1. What are the fibres and what is they impact on eyelashes?

Fibres in mascara are mostly obtained from artificial ingredients: cellulose, nylon, polyester. These substances are pretty common in industry and are used to make, for instance: cord, bicycle parts, tights, ropes, synthetic fabrics that do not pass air up. These are quite thick and dense substances in form of microscopic particles pressed in the mascara. Their presence is supposed to guarantee the effect of scandalously long and dense eyelashes. With first application mascara indeed seems to intensify the appearance of lashes: these are slightly longer, but not denser. Fibres mostly add length, not volume. Each next application try ends up badly and creates an ugly effect of, so called spider legs. Moreover, synthetic fibres can cause clumps and on the eyelashes.

2. The consistency of mascara with fibres vs. its impact on the eyelashes’ appearance

Mascara with fibres has quite thick consistency. It happens because microscopic fibres must gain a grip while performing a make-up. Too runny texture of mascara would never provide such action. As a result you get thick product that clumps eyelashes and barely separates them. The effect of mascara with fibres will never be natural, and the application of it will require skilful hand.

3. Fibres vs. the long lasting mascara

Due to fact that mascara with fibres is already thick at the very beginning, after 2-3 months it will get even thicker and make-up with it will look unprofessional and just ugly. What is more, fibres in the mascara are not slick, but matte. Unfortunately, this does not ensure the effect of healthy and glossy eyelashes. Mascara with fibres should usually be thrown away after about two months. Dry consistency of the mascara enriched with fibres also disrupts the durability after the application – such mascara does not stays on throughout the day and flakes.

4. Fibres in the mascara vs. sensitive eyes

Because synthetic fibres are derived from the distillation of crude oil, these can cause allergies with people who have sensitive eyes. Derivative from the distillation of crude oil is usually clogging product, which means that at contact with skin or delicate eye it disrupts processes on its surface. It can result with infection and allergy.

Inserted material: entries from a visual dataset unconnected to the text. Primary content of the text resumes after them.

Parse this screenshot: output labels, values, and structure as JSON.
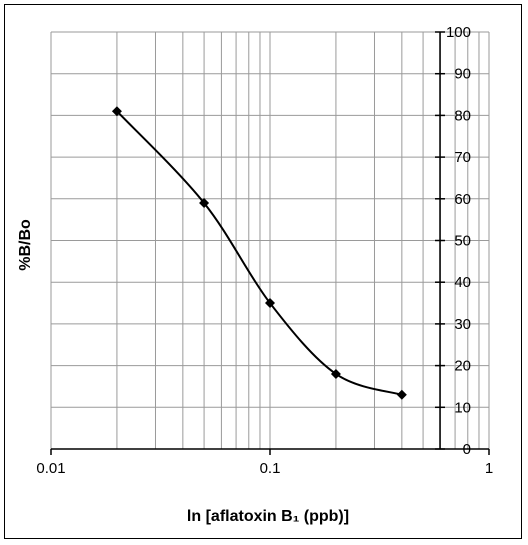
{
  "chart_data": {
    "type": "line",
    "title": "",
    "xlabel": "ln [aflatoxin B₁ (ppb)]",
    "ylabel": "%B/Bo",
    "x_scale": "log",
    "xlim": [
      0.01,
      1
    ],
    "ylim": [
      0,
      100
    ],
    "x_tick_labels": [
      "0.01",
      "0.1",
      "1"
    ],
    "x_tick_values": [
      0.01,
      0.1,
      1
    ],
    "y_tick_values": [
      0,
      10,
      20,
      30,
      40,
      50,
      60,
      70,
      80,
      90,
      100
    ],
    "y_tick_labels": [
      "0",
      "10",
      "20",
      "30",
      "40",
      "50",
      "60",
      "70",
      "80",
      "90",
      "100"
    ],
    "y_axis_position": "right",
    "grid": true,
    "series": [
      {
        "x": [
          0.02,
          0.05,
          0.1,
          0.2,
          0.4
        ],
        "y": [
          81,
          59,
          35,
          18,
          13
        ],
        "marker": "diamond",
        "smooth": true,
        "color": "#000000"
      }
    ]
  }
}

5. Fibres in mascara vs. contact lenses

We do not have good news here either. After few hours following the application, fibres tend to flake and get into the eyes, under the eyelid and (sadly) under the contact lenses. Fragments of the mascara are difficult to remove and may slightly irritate the eye, not to mention the overall comfort while wearing lenses.

6. Make-up removal of mascara with fibres

Make-up removers have no easy job either. The gentle one may not be able to remove mascara with synthetic fibres. There is no way you remove the mascara without rubbing the eye. On the other hand, strong make-up remover tends to cause irritations and should not be used on the daily basis. Frequently happens that during the make-up removal, fragments of the mascara, instead of staying on the cotton pad – get under the eyelid and are almost impossible to remove.